As part of the operation in the waters surrounding the Klaipeda Harbour, Ladron De Guevara, along with other members of the team, helped identify and dispose of eight mines.

In WWI and WWII, the Baltic Sea saw heavy fighting, which included air bombardment, naval gunfire support, mine laying and submarine warfare. However, as a result, many mines remain unexploded, presenting a potential safety hazard in the area.

It can be a dangerous job to say the least.

Using a system that takes sonar imagery of the bottom of the ocean, they assess the photos to see if there are potentially any unexploded mines. Divers are then given the coordinates and Ladron De Guevara and the team put on their diving gear to investigate.

Sometimes they investigate thinking it could be a mine and it turns out to be a rock. But Ladron De Guevara said they still have to approach all objects with care.

“You can’t take that for granted. You still have to approach it with care and as if it was a real one,”  Ladron De Guevara said, adding he was diving an average of 25 metres and helped clear two square kilometres of ocean. “You just shut down and go with it.”

The Canadian diving team was responsible for conducting a controlled detonation on one of the eight mines.

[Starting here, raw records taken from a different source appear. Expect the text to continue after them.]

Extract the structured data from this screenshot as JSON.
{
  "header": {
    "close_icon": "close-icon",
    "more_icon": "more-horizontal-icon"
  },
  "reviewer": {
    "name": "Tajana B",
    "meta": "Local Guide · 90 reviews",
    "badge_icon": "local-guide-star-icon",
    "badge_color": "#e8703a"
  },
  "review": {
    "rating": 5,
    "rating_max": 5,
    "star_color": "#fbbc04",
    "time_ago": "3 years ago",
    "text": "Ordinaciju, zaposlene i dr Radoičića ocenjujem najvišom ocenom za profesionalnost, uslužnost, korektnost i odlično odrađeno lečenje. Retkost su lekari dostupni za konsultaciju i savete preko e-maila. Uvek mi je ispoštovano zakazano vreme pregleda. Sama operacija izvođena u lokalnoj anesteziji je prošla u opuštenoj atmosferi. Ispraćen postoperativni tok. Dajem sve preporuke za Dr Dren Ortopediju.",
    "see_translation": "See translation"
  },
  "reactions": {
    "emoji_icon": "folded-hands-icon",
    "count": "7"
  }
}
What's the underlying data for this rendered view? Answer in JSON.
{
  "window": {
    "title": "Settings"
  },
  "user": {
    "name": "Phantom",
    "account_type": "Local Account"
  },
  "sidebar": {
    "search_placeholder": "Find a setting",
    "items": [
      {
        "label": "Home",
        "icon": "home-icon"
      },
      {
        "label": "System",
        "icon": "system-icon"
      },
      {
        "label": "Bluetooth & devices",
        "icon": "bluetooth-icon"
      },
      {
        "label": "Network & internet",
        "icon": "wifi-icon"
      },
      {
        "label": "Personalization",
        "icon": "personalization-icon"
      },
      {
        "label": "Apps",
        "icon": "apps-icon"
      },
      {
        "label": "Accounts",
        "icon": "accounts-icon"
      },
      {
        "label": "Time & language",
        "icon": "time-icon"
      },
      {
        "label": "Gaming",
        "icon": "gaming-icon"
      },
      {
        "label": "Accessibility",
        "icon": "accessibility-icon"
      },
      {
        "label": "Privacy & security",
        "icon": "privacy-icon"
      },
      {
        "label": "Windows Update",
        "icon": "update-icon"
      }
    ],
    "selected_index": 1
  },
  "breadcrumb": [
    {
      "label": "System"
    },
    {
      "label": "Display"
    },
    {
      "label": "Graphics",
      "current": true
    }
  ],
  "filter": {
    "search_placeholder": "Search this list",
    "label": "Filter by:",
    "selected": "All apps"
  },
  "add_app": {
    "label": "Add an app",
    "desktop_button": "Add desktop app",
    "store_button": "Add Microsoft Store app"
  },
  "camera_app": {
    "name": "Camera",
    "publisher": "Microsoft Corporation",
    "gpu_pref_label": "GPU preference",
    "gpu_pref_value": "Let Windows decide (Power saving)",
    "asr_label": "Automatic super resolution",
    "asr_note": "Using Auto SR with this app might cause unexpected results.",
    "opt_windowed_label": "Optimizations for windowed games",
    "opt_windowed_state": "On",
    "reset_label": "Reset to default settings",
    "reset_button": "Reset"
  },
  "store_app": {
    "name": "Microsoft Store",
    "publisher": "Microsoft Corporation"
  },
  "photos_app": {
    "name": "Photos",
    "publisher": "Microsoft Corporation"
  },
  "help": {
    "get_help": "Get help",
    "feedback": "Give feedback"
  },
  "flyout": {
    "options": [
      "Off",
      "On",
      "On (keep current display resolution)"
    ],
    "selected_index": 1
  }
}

“With this particular mine, it was old and pretty much rusted through. We didn’t even touch them, we just placed charges on it and blew them up,” Ladron De Guevara said. “We keep the movement minimal.”

Operation Open Spirit was Ladron De Guevara’s first official operation with the diving unit. Next he’ll travel to San Diego for an underwater exercise.

Operation Open Spirit was conducted from May 13 to 27 with the deployment of 11 Royal Canadian Navy divers and support personnel — nine from Fleet Diving Unit (Atlantic) and two from Fleet Diving Unit (Pacific) — working alongside personnel from 12 partner nations.